Author: Brian P. Murray, DO (@bpatmurray, Medical Toxicology Fellow, Emory School of Medicine/CDC ) // Edited by: Cynthia Santos, MD (Senior Medical Toxicology Fellow, Emory University School of Medicine), Alex Koyfman, MD (@EMHighAK, EM Attending Physician, UTSW / Parkland Memorial Hospital), and Brit Long, MD (@long_brit)


A 22-year-old man presents to the Emergency Department after being bitten on his forearm by his pet rattlesnake. He is experiencing extreme pain at the site where he was bitten as well and distally into his hand. Upon evaluation, ulnar and radial pulses are not palpable, his capillary refill is >5 seconds and the hand is cool to the touch. He does still have some sensation in the hand, but it is decreased compared to his other hand. 



What is the recommended treatment for this patient’s suspected compartment syndrome?



Compartment syndrome caused by the envenomation by a Crotalinae species snake (pit viper) should be managed with antivenin and not with surgical fasciotomy.

·       Compartment syndrome is a rare but potentially moribund complication of the North American pit viper envenomation.

·       Local tissue effects from the venom can mimic a compartment syndrome (tight compartments, pain out of proportion, pain with passive extension), and therefore a compartment syndrome should not be diagnosed without compartment measurements. [1]

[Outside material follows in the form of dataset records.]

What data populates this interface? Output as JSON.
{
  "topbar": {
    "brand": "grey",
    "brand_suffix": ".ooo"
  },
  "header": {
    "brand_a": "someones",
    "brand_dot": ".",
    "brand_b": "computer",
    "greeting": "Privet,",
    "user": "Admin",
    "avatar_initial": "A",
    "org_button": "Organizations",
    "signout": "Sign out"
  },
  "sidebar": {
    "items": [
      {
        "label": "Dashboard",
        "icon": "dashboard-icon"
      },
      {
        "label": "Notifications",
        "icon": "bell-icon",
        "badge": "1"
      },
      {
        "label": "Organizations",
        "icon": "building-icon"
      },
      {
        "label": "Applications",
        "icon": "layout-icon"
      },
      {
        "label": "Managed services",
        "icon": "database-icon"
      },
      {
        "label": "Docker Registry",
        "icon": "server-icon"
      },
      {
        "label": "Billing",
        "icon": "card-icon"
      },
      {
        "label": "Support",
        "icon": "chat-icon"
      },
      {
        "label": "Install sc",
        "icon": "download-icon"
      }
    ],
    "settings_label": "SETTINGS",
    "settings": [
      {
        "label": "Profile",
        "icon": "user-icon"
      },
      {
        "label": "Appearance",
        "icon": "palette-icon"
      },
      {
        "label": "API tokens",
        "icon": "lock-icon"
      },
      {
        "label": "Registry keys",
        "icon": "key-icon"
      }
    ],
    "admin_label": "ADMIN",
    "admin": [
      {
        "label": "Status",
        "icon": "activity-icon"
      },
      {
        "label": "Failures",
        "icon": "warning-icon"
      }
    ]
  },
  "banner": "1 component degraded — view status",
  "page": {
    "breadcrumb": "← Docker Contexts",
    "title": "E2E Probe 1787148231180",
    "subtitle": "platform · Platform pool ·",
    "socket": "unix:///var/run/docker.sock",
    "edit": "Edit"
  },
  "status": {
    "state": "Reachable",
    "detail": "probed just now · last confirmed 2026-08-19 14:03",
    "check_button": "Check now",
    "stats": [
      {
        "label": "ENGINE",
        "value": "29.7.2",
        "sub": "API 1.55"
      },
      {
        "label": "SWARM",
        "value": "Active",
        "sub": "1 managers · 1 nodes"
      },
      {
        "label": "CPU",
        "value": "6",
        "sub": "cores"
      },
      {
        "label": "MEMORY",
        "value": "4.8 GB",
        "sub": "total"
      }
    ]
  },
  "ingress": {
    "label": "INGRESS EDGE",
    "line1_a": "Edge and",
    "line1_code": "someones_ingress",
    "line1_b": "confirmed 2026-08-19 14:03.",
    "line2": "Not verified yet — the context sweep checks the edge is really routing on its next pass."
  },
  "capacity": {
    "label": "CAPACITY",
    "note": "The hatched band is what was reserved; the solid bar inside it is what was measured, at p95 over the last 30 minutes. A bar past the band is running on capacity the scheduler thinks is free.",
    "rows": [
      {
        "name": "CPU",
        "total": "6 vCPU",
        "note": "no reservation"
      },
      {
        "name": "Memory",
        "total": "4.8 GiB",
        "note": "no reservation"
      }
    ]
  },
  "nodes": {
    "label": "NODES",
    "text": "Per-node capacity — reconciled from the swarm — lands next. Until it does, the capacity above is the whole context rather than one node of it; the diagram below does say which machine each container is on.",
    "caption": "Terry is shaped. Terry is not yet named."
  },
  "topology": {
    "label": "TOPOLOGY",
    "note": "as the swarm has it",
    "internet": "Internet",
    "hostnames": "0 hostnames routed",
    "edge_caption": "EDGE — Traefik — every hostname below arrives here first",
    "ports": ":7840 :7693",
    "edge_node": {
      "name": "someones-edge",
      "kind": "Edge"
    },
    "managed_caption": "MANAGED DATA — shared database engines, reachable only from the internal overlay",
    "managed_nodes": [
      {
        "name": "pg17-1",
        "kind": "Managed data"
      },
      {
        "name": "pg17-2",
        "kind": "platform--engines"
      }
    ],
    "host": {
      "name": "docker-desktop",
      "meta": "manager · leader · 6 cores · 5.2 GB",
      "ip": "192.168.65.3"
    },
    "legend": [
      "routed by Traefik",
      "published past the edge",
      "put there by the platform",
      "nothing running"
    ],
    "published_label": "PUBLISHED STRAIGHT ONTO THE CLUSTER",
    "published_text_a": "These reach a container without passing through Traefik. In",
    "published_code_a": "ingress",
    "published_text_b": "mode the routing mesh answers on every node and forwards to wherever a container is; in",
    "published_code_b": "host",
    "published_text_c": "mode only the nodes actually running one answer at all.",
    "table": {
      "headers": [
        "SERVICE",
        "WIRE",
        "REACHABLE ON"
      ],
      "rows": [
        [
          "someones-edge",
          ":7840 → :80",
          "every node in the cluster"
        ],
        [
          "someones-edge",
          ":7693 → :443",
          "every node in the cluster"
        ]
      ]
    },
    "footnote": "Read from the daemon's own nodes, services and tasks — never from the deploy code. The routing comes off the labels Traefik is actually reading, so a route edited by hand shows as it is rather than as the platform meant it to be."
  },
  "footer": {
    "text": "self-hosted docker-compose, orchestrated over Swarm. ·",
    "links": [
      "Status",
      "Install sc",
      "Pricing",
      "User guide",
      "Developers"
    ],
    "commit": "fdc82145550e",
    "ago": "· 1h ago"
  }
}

·       Antivenin has been shown to decrease elevated intra-compartmental pressures in canine legs after administration of venom from the southern Pacific rattlesnake. [2]

·       Fasciotomy, at least performed before elevated intra-compartmental pressures, worsens the degree of myonecrosis compared to treatment with antivenin alone. [3]

·       Patients with verified compartment syndrome after rattlesnake bites have been successfully treatment with antivenin in the absence of fasciotomy. [1,4]

·       Guidelines published in 2013 recommend that fasciotomy not be used as a primary therapy in patients with snake bite induced compartment syndrome, as data has not established that it improves outcomes, but does recommend the consideration of fasciotomy in patients who have a clearly diagnosed compartment syndrome and are not responding to treatment with antivenin. [1]


Main Point:

If a concern for compartment syndrome after pit viper envenomation exists, diagnosis can only be made through direct measurement of the compartment pressure or through calculation of a delta pressure measurement. Primary treatment of a true compartment syndrome is with antivenin. Only after failure of antivenin, in coordination with local poison control and surgical consultation, should fasciotomy be attempted in order to prevent end stage neurologic and tissue destruction in the limb.



  1. Toschlog EA, Bauer CR, Hall EL, Dart RC, Khatri V, Lavones EJ. Surgical considerations in the management of pit viper snake envenomation. Journal of the American College of Surgeons. 2013 Oct 1; 217(4):726-35.
  2. Garfin SR, Castilonia RR, Mubarak SJ, Hargens AR, Akeson WH, Russell FE. The effect of antivenin on intramuscular pressure elevations induced by rattlesnake venom. Toxicon. 1985 Jan 1;23(4):677-80.
  3. Tanen DA, Danish DC, Grice GA, Riffenburgh RH, Clark RF. Fasciotomy worsens the amount of myonecrosis in a porcine model of crotaline envenomation. Annals of emergency medicine. 2004 Aug 31;44(2):99-104.
  4. Gold BS, Barish RA, Dart RC, Silverman RP, Bochicchio GV. Resolution of compartment syndrome after rattlesnake envenomation utilizing non-invasive measures. The Journal of emergency medicine. 2003 Apr 30;24(3):285-8.